Maybe so. Helping male gendered individuals that have dieted their entire lives and continue to face stigmas about their body and minds is core to the work. Their struggle with male corsetry is often at the forefront of their minds as facing stigmatization should never be done alone. Not good enough, too big, judged, struggling with body acceptance, interpersonal worry, labelling such as lazy, gross, socially inhibited, and so much more effects the male gender too. This week is for them. #comeasyouare
Maybe more so… The increase in adolescent boys struggling with stunted growth, selective eating, restrictive patterns for fears associated with body image is going to cause a tidal wave. This week is about honoring everyone in the community including the young guys. Including the adolescents who are just trying to figure out what it’s like to have a body. Including the parents who struggle to love their child just as his gender requires, physically. This week is for all of them. #comeasyouare
Maybe we should care…
Males cope and see their bodies differently. They enter puberty a little later than girls. Therefore have more opportunity to halt their growth patterns due to restriction and selectivity. Offering optimism that is geared for their needs is extremely tough. We do our best. As a whole, I worry that our professional output feels alexithymic when it comes to men. It’s a bit of a barren scenario as we are trying to build a structure in the middle of a desert, not able to recognize nor verbalize what we need.
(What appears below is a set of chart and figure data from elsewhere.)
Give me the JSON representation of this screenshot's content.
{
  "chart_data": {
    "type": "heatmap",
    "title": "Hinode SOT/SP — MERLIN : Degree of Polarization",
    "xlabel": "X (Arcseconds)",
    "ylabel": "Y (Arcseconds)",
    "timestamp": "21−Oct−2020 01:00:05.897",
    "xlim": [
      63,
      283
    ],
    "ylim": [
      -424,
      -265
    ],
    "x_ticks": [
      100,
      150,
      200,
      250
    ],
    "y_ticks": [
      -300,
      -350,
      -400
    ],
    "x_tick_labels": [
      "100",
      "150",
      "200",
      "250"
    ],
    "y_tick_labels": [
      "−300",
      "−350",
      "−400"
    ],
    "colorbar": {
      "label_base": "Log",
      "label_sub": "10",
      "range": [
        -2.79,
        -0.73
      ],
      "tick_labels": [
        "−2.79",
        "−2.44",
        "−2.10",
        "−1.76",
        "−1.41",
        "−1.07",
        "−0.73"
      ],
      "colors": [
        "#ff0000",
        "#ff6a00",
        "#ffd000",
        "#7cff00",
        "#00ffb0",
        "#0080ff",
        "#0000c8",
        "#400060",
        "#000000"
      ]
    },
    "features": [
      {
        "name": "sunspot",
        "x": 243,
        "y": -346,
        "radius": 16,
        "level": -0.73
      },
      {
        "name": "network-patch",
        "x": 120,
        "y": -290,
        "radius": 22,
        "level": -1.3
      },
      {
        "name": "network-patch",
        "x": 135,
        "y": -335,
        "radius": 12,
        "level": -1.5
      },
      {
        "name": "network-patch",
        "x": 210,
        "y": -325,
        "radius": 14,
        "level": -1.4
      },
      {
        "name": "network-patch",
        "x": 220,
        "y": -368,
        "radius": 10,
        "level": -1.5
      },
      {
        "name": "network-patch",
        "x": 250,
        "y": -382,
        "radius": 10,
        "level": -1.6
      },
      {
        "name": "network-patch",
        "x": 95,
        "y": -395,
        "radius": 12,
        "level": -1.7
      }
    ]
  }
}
The ability to find meaning in a world that harps on body size, musculature, success, power & control, and expectations to “man up” are beating down our guys.
Every guy we meet has a soul. Every Man we meet doesn’t have to do this alone. Everyone, i’m not asking you to stop your work and focus on guys. We need to find a way to include them. We all have children, sons, loved ones, eventual loved ones and additions to our families. It affects all of us and I wish we could find more ways to care.